Republicans Losing Their Credibility on National Security and Defense

Impact

In a column in the Washington Post last week, Frederick Kagan, one of the Republican’s foremost national security experts and architect of the surge in Iraq, lambasted President Obama’s newly released defense strategy. He argued that President Obama’s plan to reduce the defense budget by cutting the number of soldiers is reprehensible because we will need those soldiers and their capable military leaders if we deploy abroad in the future, and that their experience cannot be regained quickly.  

Kagan’s position reveals a stunning lack of strategic understanding, all the more surprising coming from the man whose common sense approach to geography – that you don’t actually need to occupy all of Iraq to secure Iraq, and that a small reinforcement could secure the ground needed to bring stability – turned the war around. Like many Republicans, some of whom think all you need to know about national security is that you “kill the enemy,” Kagan is wrapped up in armchair general’s gauzy romanticism of infantry actions and heroic leadership and forgets the industrial and economic base that supports our armed forces as well as the nature of future threats to our international interests.

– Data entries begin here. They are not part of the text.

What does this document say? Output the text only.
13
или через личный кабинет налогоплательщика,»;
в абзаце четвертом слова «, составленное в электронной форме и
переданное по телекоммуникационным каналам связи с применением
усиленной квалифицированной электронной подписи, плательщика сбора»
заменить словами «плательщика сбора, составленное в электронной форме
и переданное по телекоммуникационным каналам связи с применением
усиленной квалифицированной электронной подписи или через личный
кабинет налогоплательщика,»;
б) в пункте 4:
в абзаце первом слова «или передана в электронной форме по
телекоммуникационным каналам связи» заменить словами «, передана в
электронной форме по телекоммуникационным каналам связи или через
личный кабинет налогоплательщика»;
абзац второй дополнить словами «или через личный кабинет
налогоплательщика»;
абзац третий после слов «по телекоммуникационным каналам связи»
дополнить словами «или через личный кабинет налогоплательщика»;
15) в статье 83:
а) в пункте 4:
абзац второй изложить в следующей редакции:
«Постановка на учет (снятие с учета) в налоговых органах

Only someone who is ignorant to what manufacturing actually entails could say that “… it need not take two decades to build a stealth fighter or even to refurbish an aircraft carrier, if the equipment is urgently needed.” American weapons today are far more intricate than their WWII counterparts, and the technological expertise and industrial capacity to make them is also far scarcer. We simply cannot role out M1-Abrams tanks like Shermans. If American manufacturing were truly as flexible in terms of scale and labor mobility as Kagan assumes, we would be making iPods here rather than in China. Moreover, while the military is increasingly utilizing technology from the private sector, this is generally limited to software and not durable hardware products that can withstand environmental stresses never experienced in the civilian world. Military manufacturing is a specialized industry serving a specialized need; even now we cannot ramp up production to counter losses caused by Great Power conflict. Our industrial base is our truly irreplaceable asset.

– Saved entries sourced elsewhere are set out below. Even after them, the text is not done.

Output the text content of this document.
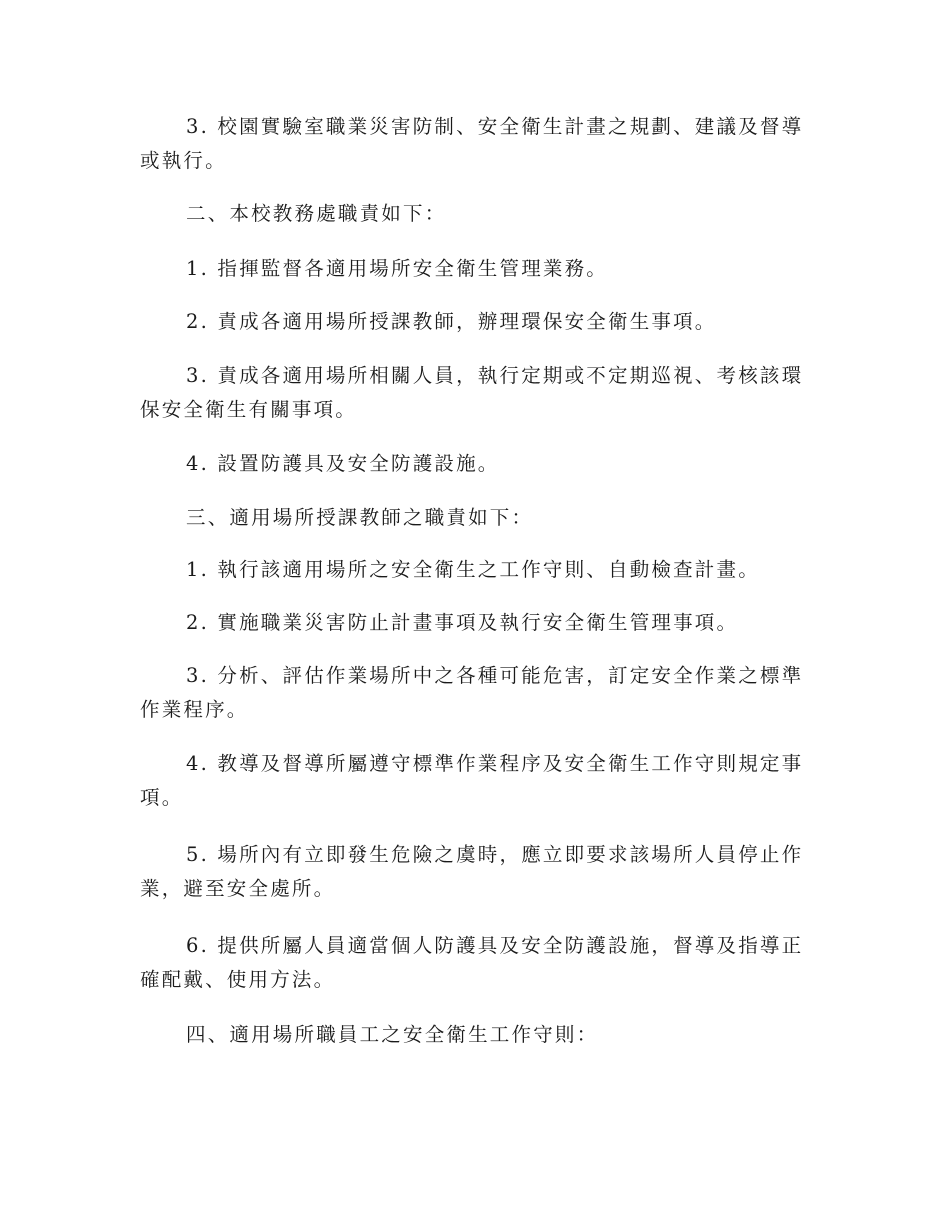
3. 校園實驗室職業災害防制、安全衛生計畫之規劃、建議及督導
或執行。

二、本校教務處職責如下：

1. 指揮監督各適用場所安全衛生管理業務。

2. 責成各適用場所授課教師，辦理環保安全衛生事項。

3. 責成各適用場所相關人員，執行定期或不定期巡視、考核該環
保安全衛生有關事項。

4. 設置防護具及安全防護設施。

三、適用場所授課教師之職責如下：

1. 執行該適用場所之安全衛生之工作守則、自動檢查計畫。

2. 實施職業災害防止計畫事項及執行安全衛生管理事項。

3. 分析、評估作業場所中之各種可能危害，訂定安全作業之標準
作業程序。

4. 教導及督導所屬遵守標準作業程序及安全衛生工作守則規定事
項。

5. 場所內有立即發生危險之虞時，應立即要求該場所人員停止作
業，避至安全處所。

6. 提供所屬人員適當個人防護具及安全防護設施，督導及指導正
確配戴、使用方法。

四、適用場所職員工之安全衛生工作守則：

Kagan’s love of the infantry also ignores the fact that personnel costs are spiraling out of control.  Defense analysts have noted that personnel costs have exploded since 9/11, growing nearly 46 percent per person and absorbing nearly half of the total DOD budget.  Part of this is due to yearly pay raises, but mainly it is due to increasing health care costs since military personnel only pay about 10 percent of what civilians do for their health care, with our government responsible for covering the difference. Given the current budget climate and the fact that we are cutting everything else, these trends must be confronted and either the number of soldiers or their benefits must be reduced.

Moreover, as I argued last November, there is no strategic reason for maintaining the current land force size. The only argument to the contrary posits some unforeseen threat we need to hedge against, a threat which no one bothers to substantiate with evidence. In reality, with Al-Qaeda virtually extinguished, the only significant threat on the horizon is China or possible war between India and Pakistan. Neither threat requires armies to deal with because: (a) they have nuclear weapons that would level armies in the field; (b) they’re armies are far larger and it would be dumb to confront them with land forces; and (c) soldiers can’t walk on water, so we can’t invade them and vice versa unless we’re willing to consider campaigns on a scale that makes Operation Overlord and Barbarossa look like an elementary school field trip. Warnings of possible conflict between Israel and Iran are also vastly overblown, since every honest defense expert knows that any Israeli airstrike would fail to destroy Iran’s nuclear program and would invite devastating retaliation from numerous actors in the region. The conventional and unconventional threats to U.S. national security are clear as day, and military land power can’t fix any of them.

Even organizational arguments, such as Kagan’s idea that we cannot cut troop numbers without eliminating counterinsurgency knowledge was gained from Iraq and Afghanistan, is preposterous on the face of it. The U.S. military had soldiers serving in the field for a decade and not all of them will be fired; the top counterinsurgency theorist became the country’s most famous general; and the military invested vast amounts of money in life-like counterinsurgency exercises. If the lessons of Afghanistan and Iraq haven’t been institutionalized at this point, they never will be.

This massive failure to take the basics of national security strategy planning into account – the relationship between a nation’s economy, technological capacity, and security environment - is stunning and raises the disturbing question: If even the best of the best among conservative strategists forgets this stuff (speaking nothing of politicians), how good is the party’s national security policy bench in general? If such elementary ignorance is common, then Republicans have lost all credibility over national security affairs.